Entsprechend der tibetischen Tradition, führte Mahakassapa eine Überlieferungslinie von sieben Patriarchen (tib. bstan-pa’i gtad-rabs bdun) ein. Die chinesische Chan-Tradition, gefolgt von der koreanischen Son und der japanischen Zen-Tradition schauen auf eine Überlieferungslinie von 28 Patriarchen in Indien zurück, mit Bodhidharma als deren 28. Patriarchen. Bodhidharma war derjenige indische Meister, der die Chan-Lehren nach China brachte. In Ostasien wird er als der Erste Chan-Patriarch bezeichnet.

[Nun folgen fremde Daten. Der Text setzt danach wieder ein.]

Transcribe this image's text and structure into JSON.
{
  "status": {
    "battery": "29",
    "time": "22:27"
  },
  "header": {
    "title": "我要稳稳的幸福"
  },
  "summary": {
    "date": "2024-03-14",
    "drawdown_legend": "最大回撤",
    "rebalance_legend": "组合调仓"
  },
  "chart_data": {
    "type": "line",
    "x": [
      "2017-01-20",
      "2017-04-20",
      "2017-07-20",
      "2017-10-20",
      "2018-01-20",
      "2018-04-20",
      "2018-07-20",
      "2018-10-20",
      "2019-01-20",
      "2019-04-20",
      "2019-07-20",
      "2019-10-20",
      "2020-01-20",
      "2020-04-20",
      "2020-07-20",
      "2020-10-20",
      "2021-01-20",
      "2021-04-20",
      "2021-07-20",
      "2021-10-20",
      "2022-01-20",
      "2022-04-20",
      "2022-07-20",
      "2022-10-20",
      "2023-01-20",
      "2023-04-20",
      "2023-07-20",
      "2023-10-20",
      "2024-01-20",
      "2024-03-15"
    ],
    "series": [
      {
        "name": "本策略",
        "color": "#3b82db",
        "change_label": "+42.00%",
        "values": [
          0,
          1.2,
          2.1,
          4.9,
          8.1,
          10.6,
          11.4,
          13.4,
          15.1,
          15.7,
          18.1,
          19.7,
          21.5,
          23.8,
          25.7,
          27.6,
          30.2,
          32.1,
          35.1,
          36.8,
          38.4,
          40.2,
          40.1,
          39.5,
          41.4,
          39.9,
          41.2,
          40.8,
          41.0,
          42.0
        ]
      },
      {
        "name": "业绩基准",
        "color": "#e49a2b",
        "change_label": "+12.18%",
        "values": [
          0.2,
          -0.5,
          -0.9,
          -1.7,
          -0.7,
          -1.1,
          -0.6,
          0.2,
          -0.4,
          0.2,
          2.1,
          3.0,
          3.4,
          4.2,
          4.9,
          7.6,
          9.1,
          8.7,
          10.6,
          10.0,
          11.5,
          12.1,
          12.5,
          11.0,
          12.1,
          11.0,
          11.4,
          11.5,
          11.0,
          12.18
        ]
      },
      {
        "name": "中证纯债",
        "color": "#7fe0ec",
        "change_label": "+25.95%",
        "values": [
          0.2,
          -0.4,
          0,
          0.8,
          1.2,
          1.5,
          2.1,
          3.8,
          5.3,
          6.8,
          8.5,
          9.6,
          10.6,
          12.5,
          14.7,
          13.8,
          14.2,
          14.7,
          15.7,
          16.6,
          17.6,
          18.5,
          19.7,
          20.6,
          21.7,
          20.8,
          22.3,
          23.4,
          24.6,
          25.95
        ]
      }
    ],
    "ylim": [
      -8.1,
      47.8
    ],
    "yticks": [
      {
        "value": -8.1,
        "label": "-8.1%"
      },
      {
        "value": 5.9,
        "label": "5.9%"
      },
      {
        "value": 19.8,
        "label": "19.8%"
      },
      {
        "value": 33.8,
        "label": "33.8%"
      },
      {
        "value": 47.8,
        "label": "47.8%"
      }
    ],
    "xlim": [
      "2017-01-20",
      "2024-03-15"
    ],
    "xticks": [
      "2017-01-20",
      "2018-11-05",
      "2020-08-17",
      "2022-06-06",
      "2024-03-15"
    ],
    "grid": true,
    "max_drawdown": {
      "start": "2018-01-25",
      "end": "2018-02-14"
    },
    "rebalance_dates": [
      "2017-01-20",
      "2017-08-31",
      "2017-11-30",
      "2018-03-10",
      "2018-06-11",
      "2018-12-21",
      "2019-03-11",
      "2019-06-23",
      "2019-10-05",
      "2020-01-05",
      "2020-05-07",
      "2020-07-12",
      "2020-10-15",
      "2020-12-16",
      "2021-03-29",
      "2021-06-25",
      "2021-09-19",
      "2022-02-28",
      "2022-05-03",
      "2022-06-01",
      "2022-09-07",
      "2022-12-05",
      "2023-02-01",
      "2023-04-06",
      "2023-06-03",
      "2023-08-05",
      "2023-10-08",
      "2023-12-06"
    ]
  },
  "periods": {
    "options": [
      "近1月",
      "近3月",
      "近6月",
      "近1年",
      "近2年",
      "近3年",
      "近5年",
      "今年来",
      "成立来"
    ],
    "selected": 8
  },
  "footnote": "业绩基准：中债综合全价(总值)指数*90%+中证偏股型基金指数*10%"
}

Im Großen und Ganzen zeichnet die Pali-Literatur der Theravadins ein Bild vom Buddha als einen charismatischen, fast tragischen spirituellen Führer, der darum kämpfte, seine stetig wachsende Gemeinschaft von Schüler fest zu etablieren und zu unterstützen, und dies unter extrem schwierigen Bedingungen. Er war mit politischen Intrigen konfrontiert, sowie mit einigen Kriegen, dem Massaker an dem Volk seiner Heimat; zudem wurde er persönlich in Anwesenheit aller Mitglieder einer Regierung verleumdet, wurde aus dem Kreis seiner engsten Schüler in seiner Führungsrolle in Frage gestellt, und starb am Ende, weil er vergiftet wurde. Inmitten all dieser schweren Prüfungen, bewahrte sich der Buddha einen friedvollen Geist und ließ sich nicht entmutigen. In den 46 Jahren seiner Lehrtätigkeit, die er begann, nachdem er selbst die Erleuchtung erlang hatte, hielt er unerschütterlich an seiner Selbstverpflichtung fest, der Welt den Weg zu Befreiung und Erleuchtung aufzuzeigen.